In his youth, Crisp’s lifestyle had made him a risque anathema to polite society, but as the 20th century drew on and attitudes towards different sexualities thawed, he became better known for his thoughts, rather than his deeds. A move to America at the beginning of the 1980s, already aged 73, would see his candid ideas entrench his reputation as a divisive character within gay culture. As the gay community became more visible, and butch machismo became a prized characteristic, his camp idiosyncrasies and effete style appeared dated and foolish.
Crisp’s apparent retaliation to this rejection deployed his deadliest arsenal: his words. He infamously branded AIDS a “fad” and quipped that if a method of testing could determine if a foetus would become gay, those unborn babies should be aborted, adding “homosexuality is a terrible disease.” The fact that these sentiments closely mirrored the most bigoted ideals of the conservative right didn’t seem to matter, but his outspokenness came at a price. Despite being the world’s most famous queer commentator, living in New York City on the front line of both the Gay Liberation movement and the AIDS epidemic, his personal demons and caustic opinions saw him shunned, vilified and alienated by gay society.
While he admits to disagreeing with Crisp’s conclusions on gay culture (“If he were alive today and living in Australia, I suspect he would be a liberal voting, Abbott-loving type of homosexual”), Capsis can empathise with his feelings of dislocation within the gay community. “You can picture him there, can’t you,” Capsis explains. “He’s in New York, and all of a sudden all of these homosexual men are wearing boots, and kitchen-tablecloth shirts and handlebar moustaches, and of course he was entirely outside of that world. As was I. I remember when I came out at 17 and I went to gay clubs, everyone was trying to look the same. I thought, ‘For fucks sake. Aren’t we meant to be free of all this shit?’ So I can understand why Crisp described himself as a minority within a minority.”

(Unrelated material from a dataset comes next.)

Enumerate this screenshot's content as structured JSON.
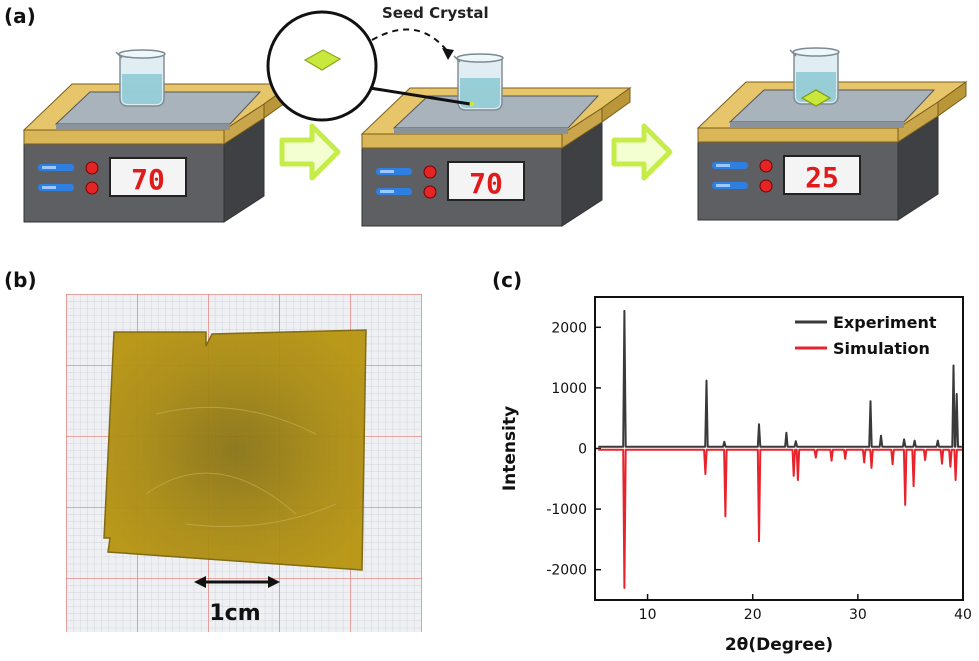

Becoming Crisp may have been a challenge for Capsis, but at least it hasn’t entirely been a one-way transaction. Looking through Crisp’s eyes has given Capsis an interesting perspective on the modern world. It’s a place, Capsis believes, that Crisp would not approve of. “He’d be ripping out his few strands of purple hair with the political correctness that’s everywhere nowadays,” Capsis insists. “He may not have always said what people wanted to hear. He may have said things that people didn’t always agree with, but he never changed who he was. He never faltered or tried to appease anyone, and I think there’s something incredibly powerful about that. It’s a quality you don’t often find today.”